In the 1990s, J-pop (Japanese pop) gained popularity both within and outside of Japan. It is a mainstream form of music with a large cult following around the world. It has continued to evolve and was influenced in the mid-2000s by Hip Hop and RnB.
Today, Japanese music is divided into mainstream, popular music that largely follows global trends like K-pop and traditional Japanese music, which has been protected over the decades. In Japan now, people listen to all kinds of music, including J-pop and K-pop, but also including Western music of different styles.
Even though Japanese culture has changed through its cuisine, art, values, fashion and music, one thing that hasn’t changed is Japan’s homogeneity. Although many people of different ethnicities live in Japan, it is one of the most homogenous countries still existing. Only around 2% of the population is made up of foreigners, which may be why Japan has kept so many of its traditions, even as its culture has changed so much.

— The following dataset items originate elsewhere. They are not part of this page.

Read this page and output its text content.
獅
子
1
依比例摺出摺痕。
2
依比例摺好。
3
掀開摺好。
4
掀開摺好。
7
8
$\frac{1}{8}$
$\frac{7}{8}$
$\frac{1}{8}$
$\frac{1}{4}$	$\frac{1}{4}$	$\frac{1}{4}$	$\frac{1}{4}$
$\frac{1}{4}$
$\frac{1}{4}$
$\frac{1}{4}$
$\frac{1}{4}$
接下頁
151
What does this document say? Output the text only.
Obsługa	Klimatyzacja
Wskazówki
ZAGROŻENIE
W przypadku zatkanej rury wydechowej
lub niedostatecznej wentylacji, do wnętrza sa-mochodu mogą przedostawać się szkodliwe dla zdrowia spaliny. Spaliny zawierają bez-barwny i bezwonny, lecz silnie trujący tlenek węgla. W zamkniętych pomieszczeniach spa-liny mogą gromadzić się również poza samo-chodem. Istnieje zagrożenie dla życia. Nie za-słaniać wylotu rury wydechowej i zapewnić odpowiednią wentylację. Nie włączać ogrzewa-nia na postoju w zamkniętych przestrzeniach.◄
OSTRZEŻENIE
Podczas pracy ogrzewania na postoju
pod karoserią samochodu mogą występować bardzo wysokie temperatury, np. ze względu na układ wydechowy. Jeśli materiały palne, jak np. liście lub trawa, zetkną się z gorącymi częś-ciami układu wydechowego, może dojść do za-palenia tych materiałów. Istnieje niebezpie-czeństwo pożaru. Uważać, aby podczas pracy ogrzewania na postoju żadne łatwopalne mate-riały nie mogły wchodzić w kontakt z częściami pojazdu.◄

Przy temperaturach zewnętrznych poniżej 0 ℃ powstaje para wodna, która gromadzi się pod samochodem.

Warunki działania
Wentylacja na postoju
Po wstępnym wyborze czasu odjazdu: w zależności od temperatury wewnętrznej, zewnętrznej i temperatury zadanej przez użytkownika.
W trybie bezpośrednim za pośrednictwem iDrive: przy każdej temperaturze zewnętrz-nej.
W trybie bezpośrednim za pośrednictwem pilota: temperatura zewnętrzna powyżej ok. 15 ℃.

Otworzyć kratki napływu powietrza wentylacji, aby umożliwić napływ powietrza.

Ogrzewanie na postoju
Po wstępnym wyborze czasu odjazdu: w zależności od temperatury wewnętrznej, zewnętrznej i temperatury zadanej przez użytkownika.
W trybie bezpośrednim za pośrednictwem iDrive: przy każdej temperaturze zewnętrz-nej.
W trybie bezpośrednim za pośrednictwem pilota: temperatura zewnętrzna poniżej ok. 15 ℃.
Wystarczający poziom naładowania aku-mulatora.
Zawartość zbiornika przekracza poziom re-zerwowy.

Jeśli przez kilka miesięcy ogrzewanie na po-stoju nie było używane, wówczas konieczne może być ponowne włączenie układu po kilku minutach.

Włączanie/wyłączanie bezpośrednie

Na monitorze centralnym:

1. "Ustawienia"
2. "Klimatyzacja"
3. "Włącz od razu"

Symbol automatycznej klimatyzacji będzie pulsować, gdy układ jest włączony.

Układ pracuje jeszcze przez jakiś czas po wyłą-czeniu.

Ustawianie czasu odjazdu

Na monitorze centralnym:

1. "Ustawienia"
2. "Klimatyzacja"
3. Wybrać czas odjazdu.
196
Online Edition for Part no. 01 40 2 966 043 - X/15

Japanese culture has evolved rapidly since 1868 when it was opened to Western trade. This culture shift was largely influenced by Western culture, but clearly traditional Japanese culture has been retained and built on by the current generations. Modern Japanese culture is still changing, opening up to influences from the Global South, including much of Latin America. In the coming years, we are sure to see more influences of Japanese culture all over the world, including in the West.